Focused radiation is another promising therapy for boosting the immune response to cancer. “Tumor cells contain a lot of defective mutated proteins,” explains Chandan Guha, M.B.B.S., Ph.D., a professor of radiation oncology, of pathology, and of urology at Einstein and vice chair of radiation oncology at Montefiore. “When we use radiation to kill tumor cells, those abnormal proteins are released, along with ‘danger’ signals that alert the immune system to detect the mutated proteins. The immune cells can then target living tumor cells that contain those same proteins and kill them.”

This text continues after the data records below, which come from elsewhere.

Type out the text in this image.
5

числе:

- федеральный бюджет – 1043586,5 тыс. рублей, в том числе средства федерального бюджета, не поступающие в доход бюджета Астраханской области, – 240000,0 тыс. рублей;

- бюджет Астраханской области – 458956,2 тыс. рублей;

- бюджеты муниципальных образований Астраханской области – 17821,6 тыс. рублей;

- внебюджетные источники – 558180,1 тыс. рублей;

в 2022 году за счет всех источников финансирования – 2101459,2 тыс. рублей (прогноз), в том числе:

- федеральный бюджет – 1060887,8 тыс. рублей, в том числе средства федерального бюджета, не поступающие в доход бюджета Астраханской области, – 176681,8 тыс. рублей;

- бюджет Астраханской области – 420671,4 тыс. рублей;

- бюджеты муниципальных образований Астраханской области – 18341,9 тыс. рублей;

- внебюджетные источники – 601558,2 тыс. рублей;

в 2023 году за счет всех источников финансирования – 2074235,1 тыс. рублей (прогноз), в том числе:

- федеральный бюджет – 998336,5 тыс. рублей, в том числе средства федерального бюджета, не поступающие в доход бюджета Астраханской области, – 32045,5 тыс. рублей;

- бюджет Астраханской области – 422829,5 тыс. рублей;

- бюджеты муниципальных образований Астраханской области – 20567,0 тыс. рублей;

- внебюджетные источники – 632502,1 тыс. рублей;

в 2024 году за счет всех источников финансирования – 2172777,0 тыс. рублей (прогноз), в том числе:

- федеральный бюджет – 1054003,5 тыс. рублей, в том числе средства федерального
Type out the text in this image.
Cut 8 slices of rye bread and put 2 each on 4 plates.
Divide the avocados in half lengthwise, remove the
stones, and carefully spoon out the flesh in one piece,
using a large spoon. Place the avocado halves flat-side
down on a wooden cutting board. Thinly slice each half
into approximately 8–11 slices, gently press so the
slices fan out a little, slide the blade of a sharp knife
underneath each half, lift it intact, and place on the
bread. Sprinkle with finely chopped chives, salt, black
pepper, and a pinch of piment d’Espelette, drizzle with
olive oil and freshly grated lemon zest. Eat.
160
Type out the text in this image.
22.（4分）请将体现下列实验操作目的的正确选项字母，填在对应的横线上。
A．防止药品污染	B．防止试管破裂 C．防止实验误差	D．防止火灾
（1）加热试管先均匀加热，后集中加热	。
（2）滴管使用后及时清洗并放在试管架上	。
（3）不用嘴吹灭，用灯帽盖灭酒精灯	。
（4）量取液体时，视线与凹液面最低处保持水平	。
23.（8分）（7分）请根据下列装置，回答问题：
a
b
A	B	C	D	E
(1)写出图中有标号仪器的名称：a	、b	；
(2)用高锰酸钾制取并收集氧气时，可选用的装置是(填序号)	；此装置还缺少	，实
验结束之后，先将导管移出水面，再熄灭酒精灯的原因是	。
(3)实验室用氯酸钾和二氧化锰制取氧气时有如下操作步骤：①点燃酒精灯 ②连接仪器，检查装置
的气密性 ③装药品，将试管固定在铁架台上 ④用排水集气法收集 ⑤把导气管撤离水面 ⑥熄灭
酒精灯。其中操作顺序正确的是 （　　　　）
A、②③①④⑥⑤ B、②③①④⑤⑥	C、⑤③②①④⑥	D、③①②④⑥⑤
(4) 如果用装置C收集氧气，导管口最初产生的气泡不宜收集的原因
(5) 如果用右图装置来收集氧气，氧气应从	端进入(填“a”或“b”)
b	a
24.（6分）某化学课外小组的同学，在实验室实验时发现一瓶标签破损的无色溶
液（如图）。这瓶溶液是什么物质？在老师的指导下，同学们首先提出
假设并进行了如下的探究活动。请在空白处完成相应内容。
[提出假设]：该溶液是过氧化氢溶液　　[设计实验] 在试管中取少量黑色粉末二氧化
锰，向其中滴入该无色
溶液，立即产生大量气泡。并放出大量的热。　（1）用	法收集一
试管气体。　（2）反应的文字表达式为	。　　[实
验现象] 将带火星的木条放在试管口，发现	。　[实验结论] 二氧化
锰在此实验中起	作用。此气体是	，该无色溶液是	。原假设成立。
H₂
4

Dr. Guha has shown that focused delivery of radiation makes tumor cells more vulnerable to immune attack, while also training the body’s own immune defense to more strongly attack the tumor cells.
“Instead of delivering standard cancer radiation therapy in frequent low doses over several weeks, delivering large radiation doses in just a few sessions causes more-extensive DNA damage that tumor cells can’t repair so well,” Dr. Guha says. “That means more tumor cells die, releasing large amounts of tumor-specific proteins that create a stronger ‘danger’ signal for arousing the immune system.”
In another study, Dr. Guha is using low-intensity focused ultrasound (LOFU) to bolster the immune system’s response to tumors. LOFU produces thermal and mechanical stress inside the tumor cells, causing some of their proteins to unfold and break down into peptides. When the stressed cells are killed by chemotherapy or radiation therapy, the release of those peptides triggers an immune response to the cancer. In animal models of lung and prostate cancer and melanoma, LOFU plus radiation shrank tumors, reduced the risk of tumor recurrence, and decreased the spread of tumor cells.
Thanks to philanthropists such as the Spatzes, researchers in the Center for Immunotherapeutics can evaluate the use of immunotherapy against numerous health problems, one of which is HIV infection.
“Although today’s therapies for HIV can reduce viral loads to undetectable levels, some HIV still lurks within infected cells and can reactivate once treatment stops,” Dr. Almo says. “We’re working with members of the Einstein-Rockefeller-CUNY Center for AIDS Research to find ways to amplify and activate T cells to eliminate those HIV reservoirs.”
Dr. Almo is also pursuing immunotherapies that selectively suppress T-cell activity rather than activating it. Such drugs would combat autoimmune diseases that occur when the body mounts an overzealous immune response against its own tissues.
As for the Spatzes, Janet and Marty retired to Florida several years ago, but from afar they root for Einstein’s specialists in immunotherapy—and for their beloved New York Yankee baseball team. “Put that in the article,” Janet insists. “Once a Yankee fan, always a Yankee fan.”